A second study, by Witt Associates, an emergency preparedness consulting firm in Washington, said that Sugarland representatives repeatedly refused to postpone the concert, despite concerns by state police and fair officials and despite weather alerts that the storm was approaching. Rather, band representatives worried that a postponement would complicate a concert the next night at the Iowa State Fair. The Witt report said that the Indiana State Fair executive director, Cindy Hoye, offered “to cover the cost of additional stage hands in Des Moines if [the band were] delayed.”

But if the report notes resistance from Sugarland reps, it also suggests that confusion and ambiguity among state fair and police authorities contributed to the chain of events leading up to the tragedy. There was no clarity about who was ultimately responsible for deciding whether to cancel or postpone the concert, the report said. Nor did fair officials have proper evacuation procedures in place, it said.

Attorney Kenneth J. Allen of Valparaiso, Ind., who represents the families of three people who died and four who were injured, says the band and its management are more to blame than are Indiana officials. The Witt report, he says, confirms that the band ignored repeated warnings about the emergency weather conditions.

“There is plenty of fault to go around. However, it’s important to determine who’s at the top of the decision chain,” says Mr. Allen. “The performers, at the end of the day, had the prerogative.”

Allen, one of several attorneys seeking tens of millions of dollars in damages on behalf of the dead or injured, says he is “pushing for a trial within a year.” He represents some of the parties to a civil lawsuit filed Nov. 22 in Marion Superior Court in Indianapolis claiming that Lucky Star, the company representing Sugarland, concert promoter Live Nation, Mid-America Sound Corp., and several other companies were primarily responsible for the accident.

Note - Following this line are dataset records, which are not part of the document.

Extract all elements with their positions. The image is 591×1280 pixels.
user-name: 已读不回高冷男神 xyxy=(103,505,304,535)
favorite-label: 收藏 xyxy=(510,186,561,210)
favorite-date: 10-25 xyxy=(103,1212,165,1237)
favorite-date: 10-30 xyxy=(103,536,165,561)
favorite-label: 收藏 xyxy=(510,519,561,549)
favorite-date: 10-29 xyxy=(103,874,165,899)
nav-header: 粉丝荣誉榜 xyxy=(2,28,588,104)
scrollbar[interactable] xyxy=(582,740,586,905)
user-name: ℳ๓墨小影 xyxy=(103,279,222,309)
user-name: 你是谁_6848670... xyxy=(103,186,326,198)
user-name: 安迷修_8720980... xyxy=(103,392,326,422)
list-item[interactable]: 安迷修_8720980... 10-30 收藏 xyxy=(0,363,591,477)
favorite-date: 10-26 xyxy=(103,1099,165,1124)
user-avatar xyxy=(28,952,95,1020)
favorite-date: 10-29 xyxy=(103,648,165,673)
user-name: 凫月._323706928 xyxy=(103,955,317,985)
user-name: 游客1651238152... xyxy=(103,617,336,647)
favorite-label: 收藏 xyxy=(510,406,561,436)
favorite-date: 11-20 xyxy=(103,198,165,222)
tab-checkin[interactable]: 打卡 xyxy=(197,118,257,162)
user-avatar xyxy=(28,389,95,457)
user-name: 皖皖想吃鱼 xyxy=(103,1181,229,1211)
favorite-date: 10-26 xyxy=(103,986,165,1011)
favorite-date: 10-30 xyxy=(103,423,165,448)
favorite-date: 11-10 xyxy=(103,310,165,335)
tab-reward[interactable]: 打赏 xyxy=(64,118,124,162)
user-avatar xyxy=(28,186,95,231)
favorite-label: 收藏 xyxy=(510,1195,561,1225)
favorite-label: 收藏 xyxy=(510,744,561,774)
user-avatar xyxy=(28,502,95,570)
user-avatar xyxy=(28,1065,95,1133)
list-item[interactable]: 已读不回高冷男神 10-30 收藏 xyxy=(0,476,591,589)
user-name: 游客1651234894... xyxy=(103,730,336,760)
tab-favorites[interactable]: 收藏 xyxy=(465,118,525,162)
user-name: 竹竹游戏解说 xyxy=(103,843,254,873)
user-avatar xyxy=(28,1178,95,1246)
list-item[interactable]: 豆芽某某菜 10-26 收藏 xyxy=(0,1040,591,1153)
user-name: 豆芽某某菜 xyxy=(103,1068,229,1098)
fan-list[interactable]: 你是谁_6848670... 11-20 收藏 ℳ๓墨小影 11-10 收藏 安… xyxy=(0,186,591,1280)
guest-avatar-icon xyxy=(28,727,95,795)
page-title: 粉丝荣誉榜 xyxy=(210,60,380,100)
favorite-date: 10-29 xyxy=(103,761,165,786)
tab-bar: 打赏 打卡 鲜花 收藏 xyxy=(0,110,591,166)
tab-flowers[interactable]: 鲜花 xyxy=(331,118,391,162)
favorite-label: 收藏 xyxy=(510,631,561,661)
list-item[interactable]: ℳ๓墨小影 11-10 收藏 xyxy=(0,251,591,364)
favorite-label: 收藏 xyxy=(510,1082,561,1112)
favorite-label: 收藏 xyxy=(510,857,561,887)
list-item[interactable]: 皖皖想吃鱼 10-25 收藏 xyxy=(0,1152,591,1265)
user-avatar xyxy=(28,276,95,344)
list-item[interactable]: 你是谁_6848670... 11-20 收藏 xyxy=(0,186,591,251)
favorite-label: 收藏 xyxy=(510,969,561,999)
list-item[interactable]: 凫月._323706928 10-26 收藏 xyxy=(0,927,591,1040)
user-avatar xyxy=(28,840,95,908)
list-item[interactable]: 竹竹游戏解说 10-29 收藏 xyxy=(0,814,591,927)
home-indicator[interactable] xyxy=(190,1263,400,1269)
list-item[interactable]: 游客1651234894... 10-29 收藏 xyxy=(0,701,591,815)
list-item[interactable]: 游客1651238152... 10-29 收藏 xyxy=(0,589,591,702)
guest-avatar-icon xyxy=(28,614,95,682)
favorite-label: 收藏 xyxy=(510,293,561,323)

Indiana lawmakers voted in March to allow victims to seek more than the $5 million maximum liability allowed under state law.

Last week, Sugarland singer Jennifer Nettles denied responsibility for the disaster.

“I don’t feel it’s my responsibility or my management’s responsibility to evacuate the fans in case of danger. Do I care about their safety? Absolutely,” Ms. Nettles said in a deposition.

In a response to the civil suit, Sugarland attorneys said in February that the band “had nothing to do with any construction of the venue” and insisted that the band had no authority to cancel the concert because of the threat of inclement weather.

“The incident … resulted from a gust of wind at unprecedented intensity … which caused a structure that may have been improperly designed, maintained and/or inspected to fail. As such, this was a true accident or Act of God,” the band’s attorneys wrote.

Stephanie McFarland, a spokeswoman with the Indiana State Fair Commission, says the recommendations made by the two reports, as well as those of the Event Safety Alliance, will be in place by this year’s fair in early August.

“Any outdoor structure will have the highest standard by the state and by the industry” in an effort to make the Indiana fair “the model for other fairs, not only in Indiana, but in other states and beyond,” Ms. McFarland says.